Friday, November 03, 2006


Redding novelist sics a PI on monkey business at the Albuquerque Zoo

By DAN BARNETT

Steve Brewer may live with his family in Redding, and give readings from his novels in the Bay Area, but he left his heart in Albuquerque. Not to worry, though; private investigator Bubba Mabry is on the job in that fair city and reports back in a series of novels that are easily digested and self-deprecatingly funny.

Publishers Weekly says "Monkey Man" ($24 in hardcover from Intrigue Press) is something like the seventh Bubba Mabry mystery. This was my first, so I'm sure I've missed the nuances (like a reference to the power of patronage in Albuquerque), but it's great fun nonetheless. Mabry has a Southern heritage but runs Bubba Mabry Investigations out of his home near the University of New Mexico. His office is, shall we say, a little unkempt, so he meets clients, like slip-and-fall attorney Marvin Pidgeon, somewhere else. Mabry favors restaurants with pastries.

It's not exactly the good life now that he had married Albuquerque Gazette reporter Felicia Quattlebaum, but better than his past existence. "For years," he tells readers, "I lived in one of the cheap neon-lit motels that dot East Central -- Old Route 66 -- before Felicia came along and made me act respectable." Felicia is a firebrand, always on the lookout for a good story, always prepared to "comfort the afflicted and afflict the comfortable." And when Mabry becomes the center of attention after a very public murder in broad daylight, his wife chews him up one side and down the other for not giving her the scoop.
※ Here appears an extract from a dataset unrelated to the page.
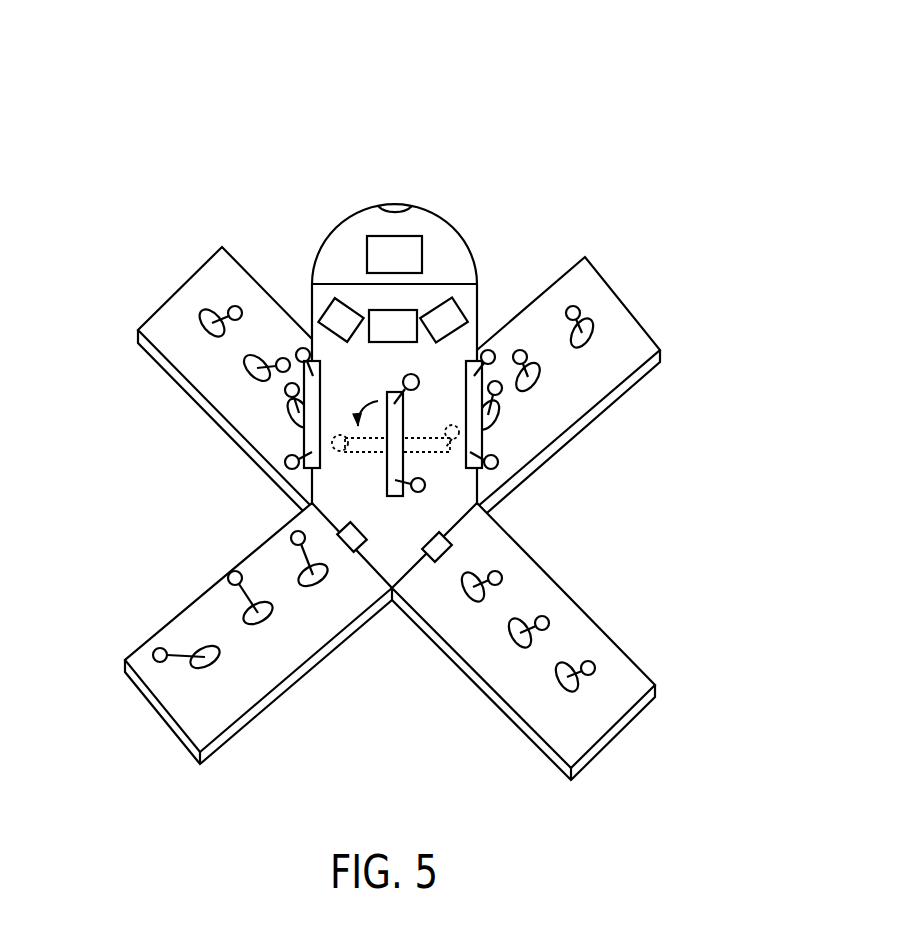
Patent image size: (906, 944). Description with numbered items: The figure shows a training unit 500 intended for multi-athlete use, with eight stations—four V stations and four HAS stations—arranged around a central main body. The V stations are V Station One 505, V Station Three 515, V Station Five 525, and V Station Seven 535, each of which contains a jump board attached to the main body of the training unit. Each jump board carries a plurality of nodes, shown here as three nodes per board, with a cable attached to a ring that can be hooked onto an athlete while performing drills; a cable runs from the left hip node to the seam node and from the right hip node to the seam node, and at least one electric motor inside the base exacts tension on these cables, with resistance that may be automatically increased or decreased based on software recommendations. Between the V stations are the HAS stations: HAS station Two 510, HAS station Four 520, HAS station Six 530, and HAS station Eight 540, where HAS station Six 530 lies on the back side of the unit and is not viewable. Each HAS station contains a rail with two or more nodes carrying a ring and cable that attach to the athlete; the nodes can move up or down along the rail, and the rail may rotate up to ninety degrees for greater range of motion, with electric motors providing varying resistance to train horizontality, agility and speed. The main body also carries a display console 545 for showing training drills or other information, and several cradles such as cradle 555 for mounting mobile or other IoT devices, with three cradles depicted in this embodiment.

She's one salty reporter.

Jeff Simmons, a bean counter at the Zoo In Albuquerque (ZIA), had arranged a meeting with Mabry at one of the Flying Squirrel eateries in town to tell the PI of some alleged monkey business. Animals at the zoo seemed to be dying off at a suspiciously high rate, but before Mabry could get the details someone in a monkey suit sauntered into the restaurant, walked over to Mabry's table, and shot Jeff Simmons dead. The monkey man gets away, leaving only the ape suit behind.

Mabry wants to wash his hands of the whole mess. Maybe let his friend, police Lt. Steve Romero, handle matters. Romero is a cop's cop, smart and tough, and why wouldn't he be named "Steve"? But Romero is constantly annoyed at Mabry, who just won't go home and let the cops do their work. Especially not after Mabry is retained by Simmons' fiance, Loretta Gonzales, Simmons' co-worker at the zoo, whose father is the founder of ArGon Foods (read "money"). She gives him a check for a couple of grand to get the investigation going. Mabry is hooked.

The reader will be, too. Brewer introduces a group of oddball zookeepers, like a curator of mammals named "Gibbons" and a zoo representative named Jim Johansen, "a handsome, tanned guy who decked himself out in safari garb. He regularly appeared on local television shows, talking up exhibits, bringing live parrots and snakes and baby crocodiles from the zoo, sometimes scaring the toupees right off the news anchors." Before he knows it, Mabry is knee-deep in monkey, uh, stuff, and he hates monkeys. There are twists and turns along the way, not least in the animal cages, and lots and lots of doorbell ringing, complication and confusion but in the end Bubba figures some things out in spite of himself.

And we readers wouldn't have it any other way.